What's in a Prague street name

Every street in Prague, one by one.


Prague 4, day 143: Nedvědovo náměstí

Nedvědovo náměstí was nameless until 1906.

From 1906 to 1934, the square was called Komenského náměstí, of which there is still one in Prague 3: https://whatsinapraguestreetname.com/2022/11/26/prague-3-day-82-komenskeho-namesti/.

From 1934 to 1948, it was called Podolské náměstí.

Miloš Nedvěd was born in 1908. His father, František Nedvěd, would later co-found the Communist Party of Czechoslovakia in the early 1920s, and would have a seat in the Senate from 1929 to 1938.

Miloš went to medical school, where he met Zdeňka Nejedlá; they would marry shortly after graduating. She opened a paediatric practice, while he took on a research internship at a clinic. Both, following in their families’ footsteps, were also active in the Communist Party.

When the Nazis established the Protectorate of Bohemia and Moravia in 1939, both also became active in resistance activities, spreading leaflets and distributing food to families of those who had been arrested.

The Gestapo arrested both of them – and Miloš’s mother – in April 1942 (František Nedvěd was, by this stage, in exile in the Soviet Union, where he would die in 1943), and sent them to Pankrác Prison.

After about half a year, they were transported to Terezín, where they were assigned to provide treatment to their fellow inmates, until they were transferred to Auschwitz in early 1943, where they took on a similar role.

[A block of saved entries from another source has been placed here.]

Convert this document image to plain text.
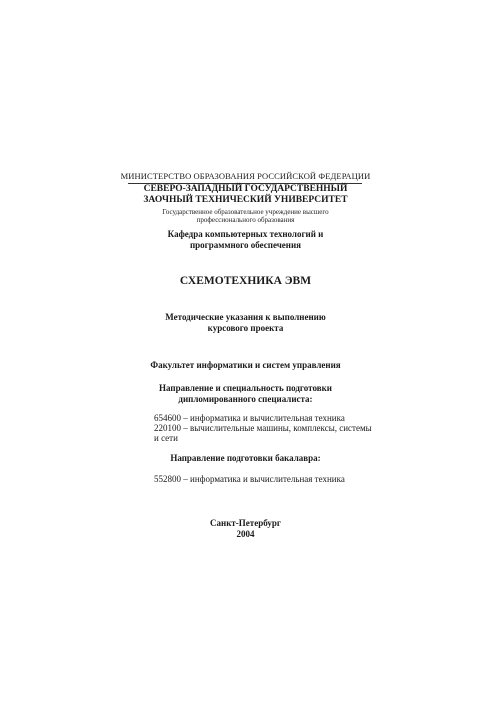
МИНИСТЕРСТВО ОБРАЗОВАНИЯ РОССИЙСКОЙ ФЕДЕРАЦИИ
СЕВЕРО-ЗАПАДНЫЙ ГОСУДАРСТВЕННЫЙ
ЗАОЧНЫЙ ТЕХНИЧЕСКИЙ УНИВЕРСИТЕТ
Государственное образовательное учреждение высшего
профессионального образования
Кафедра компьютерных технологий и
программного обеспечения
СХЕМОТЕХНИКА ЭВМ
Методические указания к выполнению
курсового проекта
Факультет информатики и систем управления
Направление и специальность подготовки
дипломированного специалиста:
654600 – информатика и вычислительная техника
220100 – вычислительные машины, комплексы, системы
и сети
Направление подготовки бакалавра:
552800 – информатика и вычислительная техника
Санкт-Петербург
2004
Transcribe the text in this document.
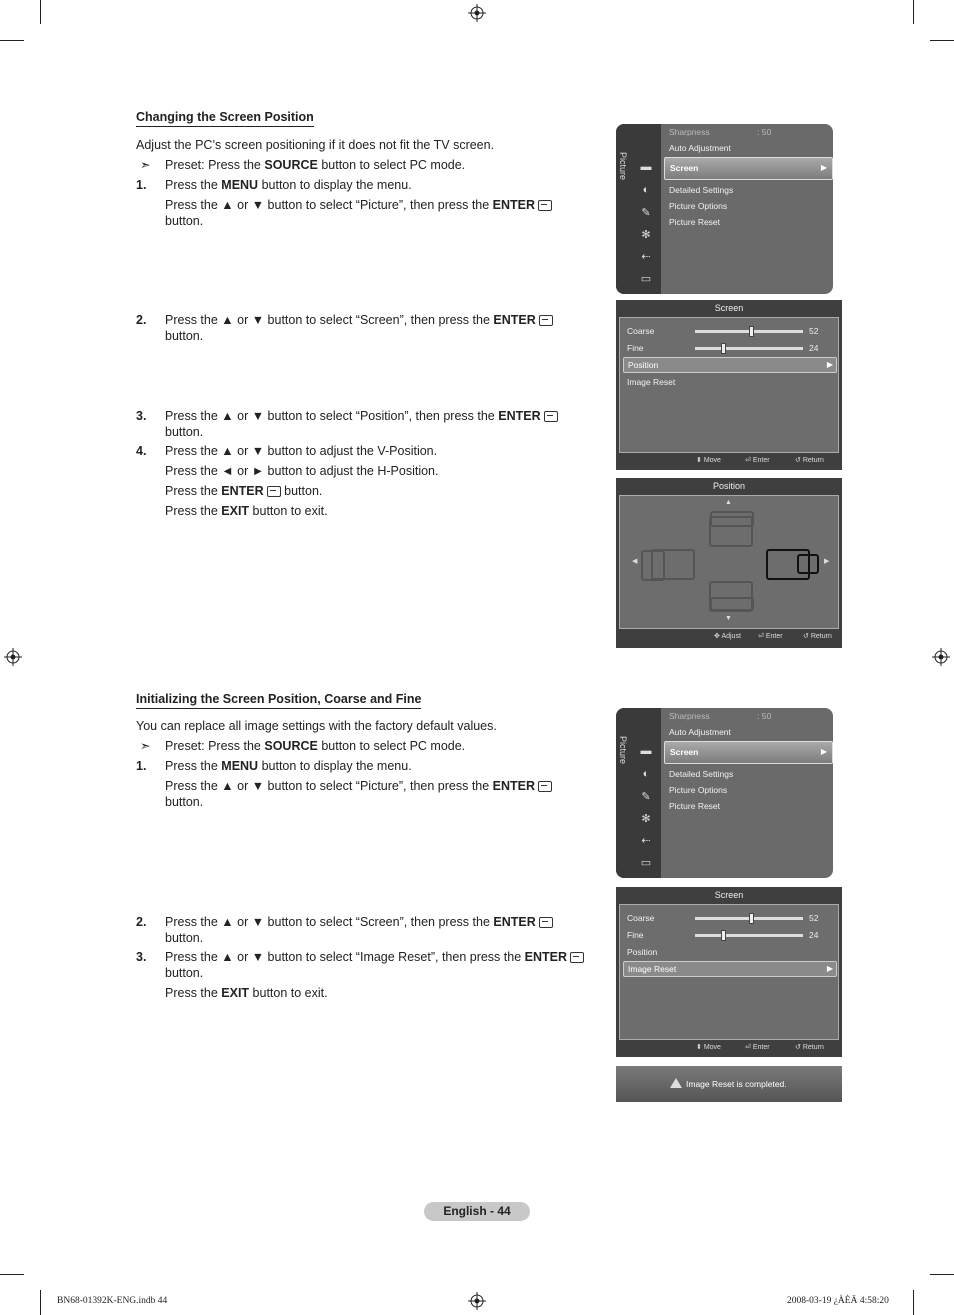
Changing the Screen Position
Adjust the PC’s screen positioning if it does not fit the TV screen.
➣ Preset: Press the SOURCE button to select PC mode.
1. Press the MENU button to display the menu.
Press the ▲ or ▼ button to select “Picture”, then press the ENTER
button.
2. Press the ▲ or ▼ button to select “Screen”, then press the ENTER
button.
3. Press the ▲ or ▼ button to select “Position”, then press the ENTER
button.
4. Press the ▲ or ▼ button to adjust the V-Position.
Press the ◄ or ► button to adjust the H-Position.
Press the ENTER button.
Press the EXIT button to exit.
Picture ▬
◐
✎
✻
⇠
▭
Sharpness	: 50
Auto Adjustment
Screen	▶
Detailed Settings
Picture Options
Picture Reset
Screen
Coarse	52
Fine	24
Position	▶
Image Reset
⬍ Move	⏎ Enter	↺ Return
Position
▲
◀	▶
▼
✥ Adjust ⏎ Enter	↺ Return
Initializing the Screen Position, Coarse and Fine
You can replace all image settings with the factory default values.
➣ Preset: Press the SOURCE button to select PC mode.
1. Press the MENU button to display the menu.
Press the ▲ or ▼ button to select “Picture”, then press the ENTER
button.
2. Press the ▲ or ▼ button to select “Screen”, then press the ENTER
button.
3. Press the ▲ or ▼ button to select “Image Reset”, then press the ENTER
button.
Press the EXIT button to exit.
Picture ▬
◐
✎
✻
⇠
▭
Sharpness	: 50
Auto Adjustment
Screen	▶
Detailed Settings
Picture Options
Picture Reset
Screen
Coarse	52
Fine	24
Position
Image Reset	▶
⬍ Move	⏎ Enter	↺ Return
Image Reset is completed.
English - 44
BN68-01392K-ENG.indb 44	2008-03-19 ¿ÀÈÄ 4:58:20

Miloš died there of typhoid a couple of months later; Zdeňka only found out a month later when she was recovering from the same disease.

Later in 1943, Zdeňka was transferred to Ravensbrück. She survived, and returned to her work as a paediatrician in Podolí when the war ended. She stayed in the Communist Party until 1968, when she condemned the Soviet invasion of Czechoslovakia.

She died in 1998, aged 89. As a side note, we’ve previously discussed her brother: https://whatsinapraguestreetname.com/2023/01/13/prague-3-day-131-vita-nejedleho/.

For anyone wondering: yes, I agree that it would be nice if the street had been named after both husband and wife, but, when it was named in 1948, Zdeňka was still alive, and streets named after living people are very, very rare indeed.